In a particularly memorable phone call Jamie spoke to Sir Ranulph Fiennes live on radio halfway through the race and he said it had “reminded me it does end” and that ”perseverance was so important…especially when the days were dark.”

Once they were back on dry land the pair described ”walking around as if we were drunk” after not standing for most of the trip and ”having to learn to walk again!”

The boys amassed over 2000 followers on Facebook and inspired many thousands more through local radio stations which interviewed them via satellite phone all the way across.

The “overwhelming” response on social media spread throughout their universities and across the country as stories on their blog of whales, full moons, Rudyard Kipling’s ‘If’ and emotional descriptions of losing equipment, being battered by huge waves and enduring excruciating pain gripped their supporters.

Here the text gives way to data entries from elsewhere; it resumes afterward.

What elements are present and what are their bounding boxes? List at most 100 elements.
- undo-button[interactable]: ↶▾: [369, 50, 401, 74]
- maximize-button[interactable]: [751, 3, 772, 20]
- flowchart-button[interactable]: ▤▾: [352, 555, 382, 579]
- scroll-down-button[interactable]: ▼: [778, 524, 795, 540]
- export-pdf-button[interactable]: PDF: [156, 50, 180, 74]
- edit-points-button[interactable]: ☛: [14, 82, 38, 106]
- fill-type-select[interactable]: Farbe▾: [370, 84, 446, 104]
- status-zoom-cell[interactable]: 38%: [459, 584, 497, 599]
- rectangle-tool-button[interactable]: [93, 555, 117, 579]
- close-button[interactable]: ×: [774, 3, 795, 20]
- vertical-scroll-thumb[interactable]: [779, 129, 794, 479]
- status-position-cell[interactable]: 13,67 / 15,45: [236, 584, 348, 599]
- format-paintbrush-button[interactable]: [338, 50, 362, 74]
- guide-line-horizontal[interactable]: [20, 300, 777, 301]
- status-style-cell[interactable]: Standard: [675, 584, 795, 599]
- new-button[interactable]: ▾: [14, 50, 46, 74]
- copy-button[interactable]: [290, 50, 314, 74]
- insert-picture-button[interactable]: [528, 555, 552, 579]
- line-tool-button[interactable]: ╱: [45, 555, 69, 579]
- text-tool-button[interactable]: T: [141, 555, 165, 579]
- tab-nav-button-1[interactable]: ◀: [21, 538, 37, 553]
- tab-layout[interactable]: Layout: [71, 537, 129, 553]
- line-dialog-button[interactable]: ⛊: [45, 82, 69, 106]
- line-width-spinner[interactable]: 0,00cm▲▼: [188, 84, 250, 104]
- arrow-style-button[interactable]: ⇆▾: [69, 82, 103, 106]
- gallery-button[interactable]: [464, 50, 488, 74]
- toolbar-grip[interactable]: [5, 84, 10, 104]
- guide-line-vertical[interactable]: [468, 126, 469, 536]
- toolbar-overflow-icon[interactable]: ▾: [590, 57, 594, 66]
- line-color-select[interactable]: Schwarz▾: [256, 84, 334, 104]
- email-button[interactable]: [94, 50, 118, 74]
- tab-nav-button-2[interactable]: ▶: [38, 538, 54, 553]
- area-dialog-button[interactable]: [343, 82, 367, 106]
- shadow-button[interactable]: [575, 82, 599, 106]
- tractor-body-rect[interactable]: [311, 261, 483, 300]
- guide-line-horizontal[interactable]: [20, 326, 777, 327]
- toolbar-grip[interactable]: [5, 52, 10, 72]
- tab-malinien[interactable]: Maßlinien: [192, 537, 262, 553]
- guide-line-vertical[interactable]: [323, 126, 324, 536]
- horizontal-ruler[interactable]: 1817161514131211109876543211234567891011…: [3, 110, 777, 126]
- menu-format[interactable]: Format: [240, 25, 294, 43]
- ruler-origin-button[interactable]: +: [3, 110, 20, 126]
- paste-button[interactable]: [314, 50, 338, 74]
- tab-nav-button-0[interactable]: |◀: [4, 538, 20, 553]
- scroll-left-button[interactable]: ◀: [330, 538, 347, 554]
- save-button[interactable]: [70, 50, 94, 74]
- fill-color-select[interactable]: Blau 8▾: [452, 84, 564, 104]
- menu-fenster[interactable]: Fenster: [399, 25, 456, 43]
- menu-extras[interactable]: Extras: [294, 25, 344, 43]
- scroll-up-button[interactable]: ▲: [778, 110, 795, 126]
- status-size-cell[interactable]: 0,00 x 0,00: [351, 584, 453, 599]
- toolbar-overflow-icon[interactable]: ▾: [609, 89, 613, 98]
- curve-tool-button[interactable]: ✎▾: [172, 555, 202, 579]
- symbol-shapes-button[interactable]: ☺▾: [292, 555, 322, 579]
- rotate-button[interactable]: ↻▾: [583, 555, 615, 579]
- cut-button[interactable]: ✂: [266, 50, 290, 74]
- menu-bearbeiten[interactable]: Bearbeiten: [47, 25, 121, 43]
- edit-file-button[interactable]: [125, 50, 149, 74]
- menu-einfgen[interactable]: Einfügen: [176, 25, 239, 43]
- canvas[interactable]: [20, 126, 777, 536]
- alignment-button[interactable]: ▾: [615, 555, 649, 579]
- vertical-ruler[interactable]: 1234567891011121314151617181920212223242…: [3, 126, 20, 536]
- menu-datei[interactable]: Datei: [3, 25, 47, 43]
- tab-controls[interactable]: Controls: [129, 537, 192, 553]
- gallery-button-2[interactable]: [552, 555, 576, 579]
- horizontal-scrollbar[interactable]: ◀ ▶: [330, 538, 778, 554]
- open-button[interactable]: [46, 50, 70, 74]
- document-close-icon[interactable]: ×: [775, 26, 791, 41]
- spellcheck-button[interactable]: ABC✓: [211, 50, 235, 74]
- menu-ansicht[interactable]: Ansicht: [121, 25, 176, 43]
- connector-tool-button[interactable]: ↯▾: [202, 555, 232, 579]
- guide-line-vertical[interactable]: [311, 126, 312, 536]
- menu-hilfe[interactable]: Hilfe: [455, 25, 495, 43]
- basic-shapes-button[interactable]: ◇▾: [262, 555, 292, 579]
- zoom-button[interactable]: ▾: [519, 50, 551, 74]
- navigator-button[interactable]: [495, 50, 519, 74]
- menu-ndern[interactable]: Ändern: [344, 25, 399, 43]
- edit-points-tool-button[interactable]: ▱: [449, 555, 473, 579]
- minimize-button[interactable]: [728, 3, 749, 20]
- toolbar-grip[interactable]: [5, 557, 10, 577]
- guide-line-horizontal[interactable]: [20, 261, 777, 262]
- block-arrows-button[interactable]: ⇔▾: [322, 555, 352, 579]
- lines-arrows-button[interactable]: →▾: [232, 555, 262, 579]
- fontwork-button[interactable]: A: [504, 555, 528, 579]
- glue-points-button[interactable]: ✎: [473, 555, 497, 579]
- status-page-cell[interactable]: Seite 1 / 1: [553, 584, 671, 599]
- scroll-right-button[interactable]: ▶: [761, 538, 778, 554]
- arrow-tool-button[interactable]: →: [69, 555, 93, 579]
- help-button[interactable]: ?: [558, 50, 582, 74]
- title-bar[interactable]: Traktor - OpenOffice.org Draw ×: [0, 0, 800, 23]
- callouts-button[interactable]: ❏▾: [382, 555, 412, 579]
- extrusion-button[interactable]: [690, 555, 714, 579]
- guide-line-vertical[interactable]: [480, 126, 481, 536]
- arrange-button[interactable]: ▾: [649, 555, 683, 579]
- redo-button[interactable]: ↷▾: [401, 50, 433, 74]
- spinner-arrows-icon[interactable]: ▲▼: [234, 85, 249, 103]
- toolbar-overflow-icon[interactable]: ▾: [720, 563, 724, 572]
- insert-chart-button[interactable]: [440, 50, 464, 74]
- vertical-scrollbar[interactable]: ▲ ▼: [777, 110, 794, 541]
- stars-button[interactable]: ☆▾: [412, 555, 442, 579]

‘I wouldn’t want to rub lotion into someone’s back right now, I’d probably cut them’

The boys endured non-stop rowing throughout the day and night burning around 10,000 calories a day but their only food came in the form of dehydrated meals which provided them with a meagre 6,000 calories each day.

The massive calorie deficit meant that they both lost an enormous amount of weight, with Jamie saying that he had lost ‘about three stone’, perhaps the most weight that anyone has ever lost over the course of the race.

Their only respite from the oars and the elements was a tiny cabin in which one of them could snatch around 80 minutes of sleep before rotating back onto the oars.

Asked for a last comment on the adventure on BBC Radio Bristol, Jamie said “you will be a hero forever once you get there and you will get there, you will get there in the end”.